Hayvan çiftliği
George Orwell’in alegorik başyapıtı ‘Hayvan Çiftliği’nde hayvanların, yaşadıkları çiftliğin yönetimine hükmetmeleri gibi, naif hayvan desenleri de sezonun modasına hükmediyor. Romanda yer alan yedi emir uyarınca, iki bacaklı canlılar düşman, dört bacaklılar da müttefiktir. Orwell, “İnsan vermeden, üretmeden, tüketen tek mahluktur. İnsan süt vermez, yumurtlamaz; tavşanı yakalayacak kadar hızlı koşamaz ve sabanı sürmek için bile çok zayıftır. Yine de bütün hayvanlara hükmeder” yazdığında amacı, hayvanlarla insanları karşı karşıya getirmek değildi. O sadece Stalin ve komünizme taş atarak döneminin gerçeklerini eleştirmek istemişti. Koleksiyonlarına hayvan desenleri dahil eden moda tasarımcılarının akıllarında Orwell’in romanı yoktu tabii ki. Ama onlar da başımızdan geçen ekonomik krizin kasvetinden kurtulmamız için hayvanlara başvurdular. Ne de olsa modanın birincil görevi, bizi gerçeklerden uzaklaştırıp fanteziyle buluşturmak!

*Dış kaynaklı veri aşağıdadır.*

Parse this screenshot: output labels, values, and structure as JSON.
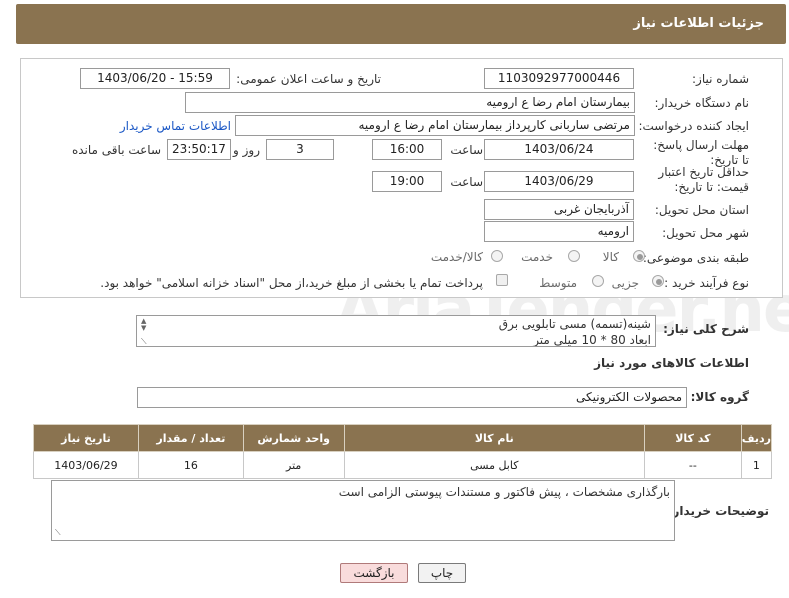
{
  "header": {
    "title": "جزئیات اطلاعات نیاز"
  },
  "form": {
    "need_number": {
      "label": "شماره نیاز:",
      "value": "1103092977000446"
    },
    "announce": {
      "label": "تاریخ و ساعت اعلان عمومی:",
      "value": "1403/06/20 - 15:59"
    },
    "buyer_org": {
      "label": "نام دستگاه خریدار:",
      "value": "بیمارستان امام رضا  ع  ارومیه"
    },
    "requester": {
      "label": "ایجاد کننده درخواست:",
      "value": "مرتضی ساربانی کارپرداز بیمارستان امام رضا  ع  ارومیه",
      "contact_link": "اطلاعات تماس خریدار"
    },
    "reply_deadline": {
      "label": "مهلت ارسال پاسخ: تا تاریخ:",
      "date": "1403/06/24",
      "time_label": "ساعت",
      "time": "16:00",
      "days": "3",
      "days_label": "روز و",
      "remaining": "23:50:17",
      "remaining_label": "ساعت باقی مانده"
    },
    "price_validity": {
      "label": "حداقل تاریخ اعتبار قیمت: تا تاریخ:",
      "date": "1403/06/29",
      "time_label": "ساعت",
      "time": "19:00"
    },
    "province": {
      "label": "استان محل تحویل:",
      "value": "آذربایجان غربی"
    },
    "city": {
      "label": "شهر محل تحویل:",
      "value": "ارومیه"
    },
    "category": {
      "label": "طبقه بندی موضوعی:",
      "options": [
        "کالا",
        "خدمت",
        "کالا/خدمت"
      ],
      "selected": "کالا"
    },
    "purchase_type": {
      "label": "نوع فرآیند خرید :",
      "options": [
        "جزیی",
        "متوسط"
      ],
      "note": "پرداخت تمام یا بخشی از مبلغ خرید،از محل \"اسناد خزانه اسلامی\" خواهد بود."
    }
  },
  "description": {
    "label": "شرح کلی نیاز:",
    "line1": "شینه(تسمه) مسی تابلویی برق",
    "line2": "ابعاد 80 * 10 میلی متر"
  },
  "goods_section": {
    "title": "اطلاعات کالاهای مورد نیاز",
    "group_label": "گروه کالا:",
    "group_value": "محصولات الکترونیکی"
  },
  "table": {
    "headers": [
      "ردیف",
      "کد کالا",
      "نام کالا",
      "واحد شمارش",
      "تعداد / مقدار",
      "تاریخ نیاز"
    ],
    "rows": [
      [
        "1",
        "--",
        "کابل مسی",
        "متر",
        "16",
        "1403/06/29"
      ]
    ]
  },
  "buyer_notes": {
    "label": "توضیحات خریدار:",
    "value": "بارگذاری مشخصات ، پیش فاکتور و مستندات پیوستی الزامی است"
  },
  "buttons": {
    "print": "چاپ",
    "back": "بازگشت"
  },
  "watermark": "AriaTender.net"
}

Modanın ana kraliçesi Miuccia Prada, Miu Miu koleksiyonunda naif hayvan desenlerini ağırladı. Prada, akıllara Nabokov’un Lolita’sını getiren tasarımlarla masumiyet ve gençliği sorguladığını söyledi. Kedi, köpek ve kuş desenlerine çiçekler eşlik ettiği için masum görünüşlü modellerin optimist bir yanları da vardı. Koleksiyonda, kıyafetler kadar arzu uyandıran parça, süet ve piton portföy çanta oldu. Kapağında yer alan kocaman kuş motifinin onu da daha da çekici kıldığını itiraf etmeliyim. Hayvan baskıları, Giles, Paul&Joe ve Anna Sui koleksiyonlarında da huzurlarımıza geldi. Ancak onların desenleri Miu Miu’nunkiler kadar saf ve sevimli değildi. Giles’ın örümcek desenleri ürkütücüyken, gergedan şeklindeki çantaları gayet şekerdi. Paul&Joe ve Anna Sui, çiftlikten çıkıp biraz daha vahşi ormanları gezdikleri için aslan baskıları karşımıza çıktı. Moschino’nun nüktedanlığı Moschino Cheap&Chic koleksiyonunda kendini gösterdi ve kocaman bir ördekle karşılaştık. Hayvan desenlerinin yüzümüzü güldüren etkisinin farkına vardınız, öyle değil mi?